Virginia Supreme Court Reverses Preliminary Injunction Against Alleged Libel

Public Citizen has details on the case, including the court documents. Here’s Public Citizen’s summary (paragraph break added):

A contractor sued a woman who posted an unfavorable review of his services on Yelp and Angie’s List, alleging defamation in a number of respects, and sought a preliminary injunction. The trial judge held a preliminary injunction hearing and took testimony from the plaintiff and the defendant; he denied the preliminary injunctions in all respects save two, but ordered the defendant to revise one of the statements in her post using words crafted by the judge, and to refrain from addressing a specific subject in any published review on the subject.

We drafted a motion for reconsideration for defendant’s trial counsel to file, reminding the court of the rule against prior restraints and of the fact that this rule flatly forbids any preliminary injunctions against repetition of allegedly libelous statements, then filed a petition for review in the Supreme Court of Virginia.
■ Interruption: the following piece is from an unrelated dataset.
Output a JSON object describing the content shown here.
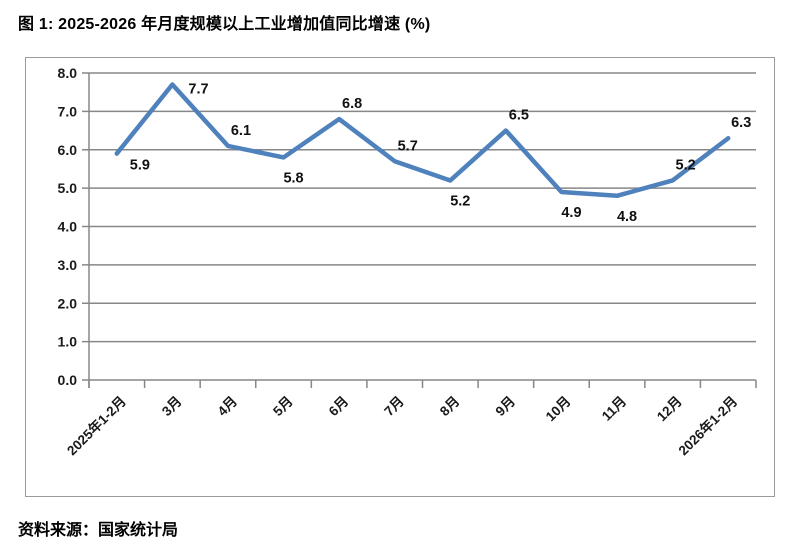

Without waiting for a response from the winning plaintiff, the Virginia Supreme Court reversed with a terse unpublished ruling, finding that the preliminary injunction was not justified and that, in any event, the plaintiff had an adequate remedy at law.

For analysis of the decision — which doesn’t cite the First Amendment, but which reaches what I think is the correct result under the First Amendment — see Steve Emmert’s Virginia Appellate News & Analysis blog. For my thoughts on why preliminary injunctions against alleged libel are generally unconstitutional even though permanent injunctions (following a full hearing on the merits) are often constitutional, see here.